Further examples in the analysis of block designs or cascading state observers [48, (4.2) and below (A.3)] also lead to SOSL systems.

5 Conclusions

Well-posedness and regularity of solutions in perturbed problems is a topic studied persistently by A. Dontchev. In the paper [35] he and his co-author proved the order of convergence 1 for the set-valued Euler’s method in the Lipschitz case and partially repeated the proof of the celebrated Filippov theorem (Theorem 1.1) for convex and compact-valued right-hand sides, since they were not aware of this theorem.
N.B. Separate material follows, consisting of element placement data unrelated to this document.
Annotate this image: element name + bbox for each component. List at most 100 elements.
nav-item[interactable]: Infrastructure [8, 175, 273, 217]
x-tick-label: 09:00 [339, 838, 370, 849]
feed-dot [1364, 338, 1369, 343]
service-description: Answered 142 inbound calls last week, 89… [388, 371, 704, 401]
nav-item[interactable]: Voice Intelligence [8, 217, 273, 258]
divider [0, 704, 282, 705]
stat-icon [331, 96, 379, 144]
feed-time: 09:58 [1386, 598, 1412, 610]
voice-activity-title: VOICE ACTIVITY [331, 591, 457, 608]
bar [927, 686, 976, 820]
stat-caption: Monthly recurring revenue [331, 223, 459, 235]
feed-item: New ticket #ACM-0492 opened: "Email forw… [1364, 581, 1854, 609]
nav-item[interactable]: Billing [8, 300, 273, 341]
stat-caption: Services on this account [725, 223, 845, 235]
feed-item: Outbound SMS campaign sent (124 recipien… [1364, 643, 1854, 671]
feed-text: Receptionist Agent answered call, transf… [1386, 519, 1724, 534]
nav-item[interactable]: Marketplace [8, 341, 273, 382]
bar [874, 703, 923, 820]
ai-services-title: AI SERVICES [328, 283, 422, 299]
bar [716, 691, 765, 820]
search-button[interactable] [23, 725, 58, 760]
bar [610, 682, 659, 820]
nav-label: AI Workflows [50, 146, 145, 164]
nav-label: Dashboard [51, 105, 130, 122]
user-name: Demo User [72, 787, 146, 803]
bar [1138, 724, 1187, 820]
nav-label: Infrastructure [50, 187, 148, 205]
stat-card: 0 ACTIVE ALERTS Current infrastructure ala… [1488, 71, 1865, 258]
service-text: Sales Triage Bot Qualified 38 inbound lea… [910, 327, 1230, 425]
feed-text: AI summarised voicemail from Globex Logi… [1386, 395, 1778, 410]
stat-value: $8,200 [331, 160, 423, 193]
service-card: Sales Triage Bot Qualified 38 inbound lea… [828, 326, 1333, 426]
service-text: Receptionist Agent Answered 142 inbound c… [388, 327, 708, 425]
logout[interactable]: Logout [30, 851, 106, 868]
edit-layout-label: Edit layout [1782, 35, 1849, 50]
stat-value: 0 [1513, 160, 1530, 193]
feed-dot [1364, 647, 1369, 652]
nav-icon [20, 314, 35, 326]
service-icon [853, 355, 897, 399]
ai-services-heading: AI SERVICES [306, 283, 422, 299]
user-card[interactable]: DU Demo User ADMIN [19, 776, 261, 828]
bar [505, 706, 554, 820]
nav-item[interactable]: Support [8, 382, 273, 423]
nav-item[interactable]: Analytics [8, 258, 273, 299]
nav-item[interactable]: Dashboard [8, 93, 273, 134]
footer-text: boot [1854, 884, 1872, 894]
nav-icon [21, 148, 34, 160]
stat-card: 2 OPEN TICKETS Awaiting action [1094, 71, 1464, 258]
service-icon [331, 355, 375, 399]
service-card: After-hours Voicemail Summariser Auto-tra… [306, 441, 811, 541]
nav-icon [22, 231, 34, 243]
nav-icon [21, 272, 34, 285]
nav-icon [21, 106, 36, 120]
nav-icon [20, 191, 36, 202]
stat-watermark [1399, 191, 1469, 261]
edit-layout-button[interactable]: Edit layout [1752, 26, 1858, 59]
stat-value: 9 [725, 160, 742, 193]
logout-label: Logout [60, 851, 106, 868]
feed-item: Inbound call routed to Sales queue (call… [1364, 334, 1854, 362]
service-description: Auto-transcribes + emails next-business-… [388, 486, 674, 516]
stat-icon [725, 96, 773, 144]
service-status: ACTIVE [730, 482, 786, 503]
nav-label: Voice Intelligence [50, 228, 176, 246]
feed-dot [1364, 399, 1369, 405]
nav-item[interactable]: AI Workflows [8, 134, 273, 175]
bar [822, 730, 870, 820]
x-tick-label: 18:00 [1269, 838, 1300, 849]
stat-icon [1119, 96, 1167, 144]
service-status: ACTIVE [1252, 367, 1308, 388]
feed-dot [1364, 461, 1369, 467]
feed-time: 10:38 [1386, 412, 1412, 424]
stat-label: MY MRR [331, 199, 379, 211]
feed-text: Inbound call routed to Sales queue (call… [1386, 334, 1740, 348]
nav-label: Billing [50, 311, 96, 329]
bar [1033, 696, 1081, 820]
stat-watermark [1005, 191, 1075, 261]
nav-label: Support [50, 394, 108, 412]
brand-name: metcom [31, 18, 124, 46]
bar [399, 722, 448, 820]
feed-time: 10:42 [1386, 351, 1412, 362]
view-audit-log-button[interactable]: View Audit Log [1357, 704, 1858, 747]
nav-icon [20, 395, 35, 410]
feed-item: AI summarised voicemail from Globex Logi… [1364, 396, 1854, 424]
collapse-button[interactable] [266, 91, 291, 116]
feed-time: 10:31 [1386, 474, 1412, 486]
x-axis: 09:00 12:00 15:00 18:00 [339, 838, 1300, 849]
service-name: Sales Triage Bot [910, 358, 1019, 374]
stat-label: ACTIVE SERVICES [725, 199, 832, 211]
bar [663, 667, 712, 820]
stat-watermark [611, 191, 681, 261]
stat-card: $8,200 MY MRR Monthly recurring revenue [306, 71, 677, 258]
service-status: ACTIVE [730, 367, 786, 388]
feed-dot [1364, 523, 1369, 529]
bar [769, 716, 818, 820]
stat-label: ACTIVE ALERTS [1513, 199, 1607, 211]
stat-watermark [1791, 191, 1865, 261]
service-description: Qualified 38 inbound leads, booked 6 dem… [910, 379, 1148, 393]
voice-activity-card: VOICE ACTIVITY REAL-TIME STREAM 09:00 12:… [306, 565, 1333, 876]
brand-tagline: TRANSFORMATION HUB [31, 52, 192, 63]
The authors of this paper believe that continuing this tradition is an appropriate way to honor the memory of Asen L. Dontchev.

While the form of the perturbed problem in Theorem 3.7 and Corollary 3.8 is different from that in the original theorem of Filippov, the formulation of Proposition 3.13 is more in the spirit of this theorem.

We are currently preparing a follow-up paper that will focus on discrete approximations of differential inclusions for SOSL maps which will benefit from the available Filippov approximation theorems in continuous time (presented here) and in discrete time [9].

The authors would like to thank the reviewers for their particularly careful reading, the valuable suggestions and the encouragement for a better presentation of the material. Their remarks helped us to improve substantially the paper.